Witam. Przyszła pora na kolejne podsumowanie miesiąca. Oczywiście wezmę pod uwagę miesiąc zwany lutym w którym działo się wiele. Nie przedłużając już zapraszam na tekścior, bo jest o czym pisać.



Race for the Case – no trochę słaby pomysł, no nie?

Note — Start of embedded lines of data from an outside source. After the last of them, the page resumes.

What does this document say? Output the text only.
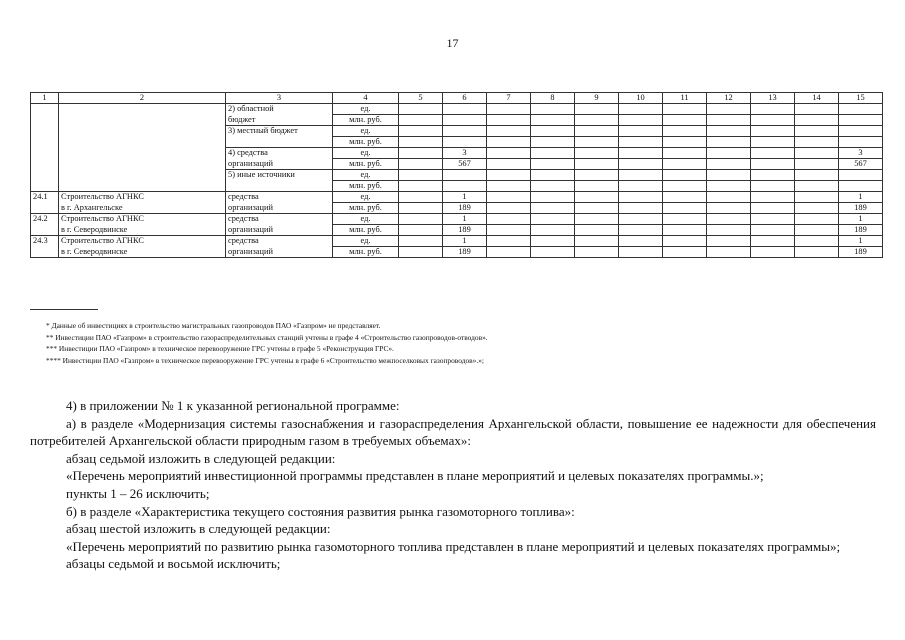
17
1	2	3	4	5	6	7	8	9	10	11	12	13	14	15
		2) областной	ед.											
		бюджет	млн. руб.											
		3) местный бюджет	ед.											
			млн. руб.											
		4) средства	ед.		3									3
		организаций	млн. руб.		567									567
		5) иные источники	ед.											
			млн. руб.											
24.1	Строительство АГНКС	средства	ед.		1									1
	в г. Архангельске	организаций	млн. руб.		189									189
24.2	Строительство АГНКС	средства	ед.		1									1
	в г. Северодвинске	организаций	млн. руб.		189									189
24.3	Строительство АГНКС	средства	ед.		1									1
	в г. Северодвинске	организаций	млн. руб.		189									189

* Данные об инвестициях в строительство магистральных газопроводов ПАО «Газпром» не представляет.

** Инвестиции ПАО «Газпром» в строительство газораспределительных станций учтены в графе 4 «Строительство газопроводов-отводов».

*** Инвестиции ПАО «Газпром» в техническое перевооружение ГРС учтены в графе 5 «Реконструкция ГРС».

**** Инвестиции ПАО «Газпром» в техническое перевооружение ГРС учтены в графе 6 «Строительство межпоселковых газопроводов».»;

4) в приложении № 1 к указанной региональной программе:

а) в разделе «Модернизация системы газоснабжения и газораспределения Архангельской области, повышение ее надежности для обеспечения потребителей Архангельской области природным газом в требуемых объемах»:

абзац седьмой изложить в следующей редакции:

«Перечень мероприятий инвестиционной программы представлен в плане мероприятий и целевых показателях программы.»;

пункты 1 – 26 исключить;

б) в разделе «Характеристика текущего состояния развития рынка газомоторного топлива»:

абзац шестой изложить в следующей редакции:

«Перечень мероприятий по развитию рынка газомоторного топлива представлен в плане мероприятий и целевых показателях программы»;

абзацы седьмой и восьмой исключить;
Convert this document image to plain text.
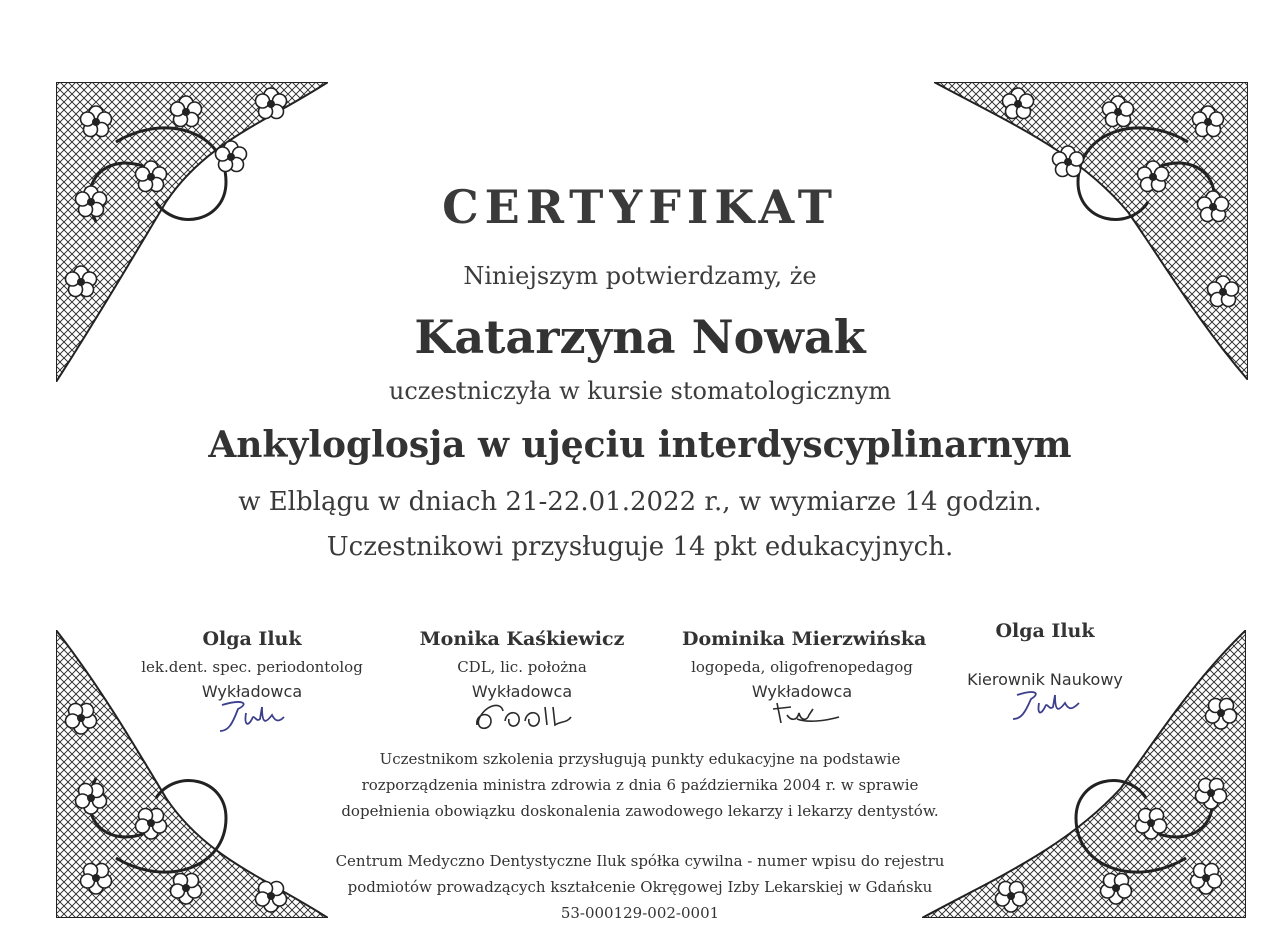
CERTYFIKAT
Niniejszym potwierdzamy, że
Katarzyna Nowak
uczestniczyła w kursie stomatologicznym
Ankyloglosja w ujęciu interdyscyplinarnym
w Elblągu w dniach 21-22.01.2022 r., w wymiarze 14 godzin.
Uczestnikowi przysługuje 14 pkt edukacyjnych.
Olga Iluk
lek.dent. spec. periodontolog
Wykładowca
Monika Kaśkiewicz
CDL, lic. położna
Wykładowca
Dominika Mierzwińska
logopeda, oligofrenopedagog
Wykładowca
Olga Iluk
Kierownik Naukowy
Uczestnikom szkolenia przysługują punkty edukacyjne na podstawie
rozporządzenia ministra zdrowia z dnia 6 października 2004 r. w sprawie
dopełnienia obowiązku doskonalenia zawodowego lekarzy i lekarzy dentystów.
Centrum Medyczno Dentystyczne Iluk spółka cywilna - numer wpisu do rejestru
podmiotów prowadzących kształcenie Okręgowej Izby Lekarskiej w Gdańsku
53-000129-002-0001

Luty zaczął się od wykorzystania walizek zdobytych przez Jeffa Hardy'ego, Eli'ego Drake'a, Death Crew Council i Trevora Lee. Wszystkie te kontrakty zostały zrealizowanie podczas jednej nocy co właściwie wyjaśniło wszelkie niejasności. Okazało się, że gwarantują one każdą możliwą walkę o ile nie wybierzesz tej samej co poprzednik. To było wiadome, że Hardy pójdzie po pas mistrza świata i tak się właśnie stało. Mistrzem był Lashley więc rezultat mógł być tylko jeden – wygrał aktualny mistrz. Pojedynek stał na niezłym poziomie i nie można było się przyczepić. Następnie swój kontrakt wykorzystali DCC – spodziewałem się walki o pasy a panowie wybrali ostateczne wyrównanie porachunków z Decay. No ok. Trevor Lee też nie pogardził swoją szansą i wybrał Ladder Match o pas X-Division. Walka nie była zła, ale czegoś jej brakowało. Na sam koniec pod ostrze poleciał Eli Drake, który pod wpływem Tyrusa zdecydował, że chce zmierzyć się z EC3, który zniknął po tym czasie całkowicie z telewizji. Sam pomysł niestety nie był najlepszy. Jestem przyzwyczajony do motywu znanego z Money in the Bank a tutaj nie mieliśmy żadnego zaskoczenia.




Koniec The Wolves

Luty jednak dał się we znaki dzięki dwóm osobom. Są to Davey Richards i Eddie Edwards. Wszyscy czekali na ten feud, ponieważ jest to ostatni rok Richardsa w ringu. TNA nie było głupie i postanowiło z tego skorzystać aby zainteresować fanów. Zaczęło się od zdrady Richardsa podczas walki jego przyjaciela z Lashleyem o pas. Davey wyciągnął sędziego i po walce zemścił się na Edwardsie za to, że ten nie przejmował się jego stanem. Niby to głupie, ale przy okazji do telewizji wróciła Angelina Love – żona Richardsa. Wszystko właściwie zostało zrobione naprawdę nieźle – Davey jest kierowany przez Angelinę i nie gra uciekającego heela. Panowie zmierzyli się już w jednej walce jaką był Street Fight. Zakończył się on tak jak powinien – Eddie przegrywa aby pokazać dominację złej pary. Nie byłem przekonany co do mieszania żon panów do historii. Teraz wiem, że dodaje to brutalności – gdy patrzeliśmy na zapłakaną żonę Eddie'go patrzącą jak Davey znęca się nad dawnym partnerem można było pomyśleć, że Richards to prawdziwy złodupiec. Jest potencjał w tej historii i mam nadzieję, że Impact Wrestling go nie zmarnuje.



Podróż braci Hardy

To wszystko było naprawdę ciekawe – Jeff i Matt wyruszyli w podróż po świecie aby zdobyć wszystkie pasy i udowodnić, że to oni są najlepsi. Wszystko zahaczało o granice absurdu, te teleporty, Meksyk. Co jak co, ale te rzeczy mogły zainteresować zwykłych ludzi produktem dawnego Dixielandu. Zainteresować albo całkowicie odrzucić – nie każdy uważał, że to jest wrestling. Niestety na wielkie walki nie można było liczyć. Dostaliśmy masę segmentów, parę minut walk, które były poddane edycji. Nawet trzeba było zasłonić sędziego, który był pod kontraktem Lucha Underground. Skończyło się na zdobyciu pasów Meksyku oraz pasów Midatlantic. Dlaczego tylko na tych? O tym za moment.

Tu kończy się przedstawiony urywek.